At the end of the day, OG Tony’s eating with his mini-me’s, who both seem surprisingly chill that they’re going to be serving time for their roles in the extortion plot. In fact, Big Fauxny’s more interested in the hot peppers for his sandwich. Actors, yo.

So, this is the start of the Tony exit, right? In the morgue doing the autopsy, Ducky lectures the Fauxny corpse about the Newtonian law of inertia: An object in motion tends to travel in the same speed and direction unless acted upon by an unbalanced force.

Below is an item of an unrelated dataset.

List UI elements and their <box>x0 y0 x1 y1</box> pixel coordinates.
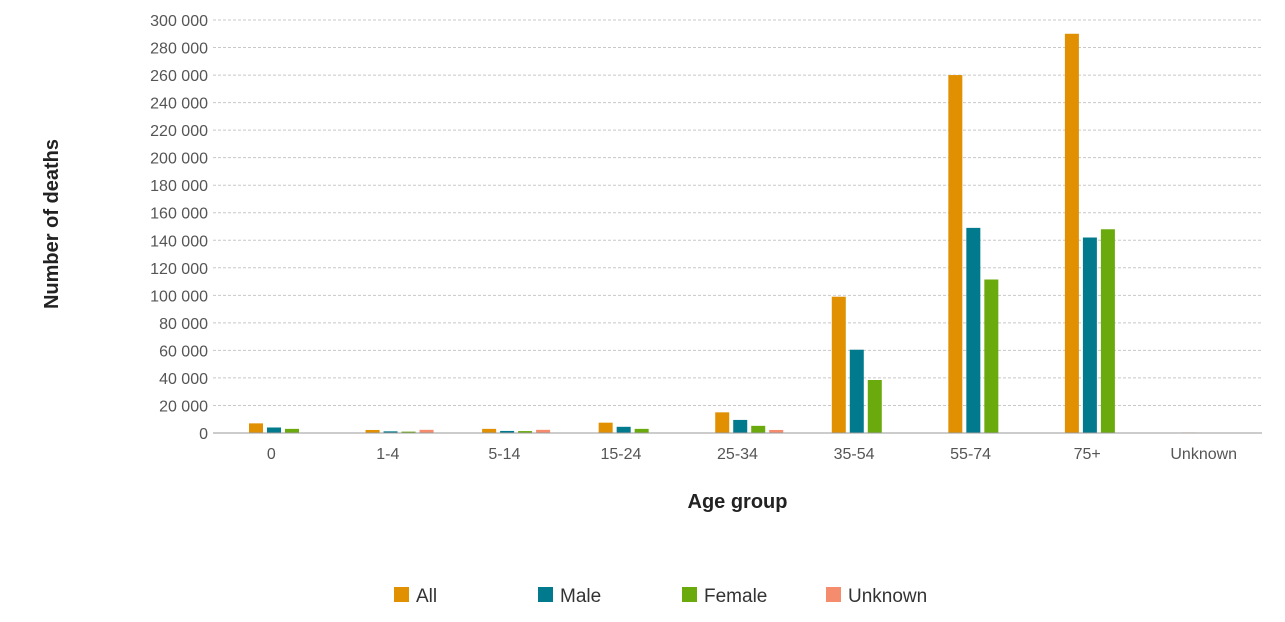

DiNozzo’s going through the same motions, day after day, year after year, and he’s getting itchy in his own skin. He’s not pathetic, but his eyes are opening to the fact that he needs a change. The question is, was this episode the unbalanced force he needed, or is something even bigger coming? And what will that change look like? Three more episodes, people!

Stray thoughts:

  • With all this speculating I’m doing about how DiNozzo will choose to leave the show, it’ll serve me right if it’s actually in a body bag. (Oh please don’t let it be in a body bag!)
  • If DiNozzo’s game is talking about Katy Perry, it’s a wonder he ever lures any women back to his apartment.
  • In the competition to name the new aircraft carrier, Bishop’s suggestion makes it to the finals: U.S. Admiral John McGee, the deceased decorated war veteran, a.k.a. Tim’s dad. Sometimes this show gets you right in the heart, doesn’t it?
  • It also gets you in the funny bone. DiNozzo’s annoyed suggestions of Peanut and Brett Favre as carrier names are perfectly, delightfully absurd.
  • Hey, Goldfish Kate and Goldfish Ziva!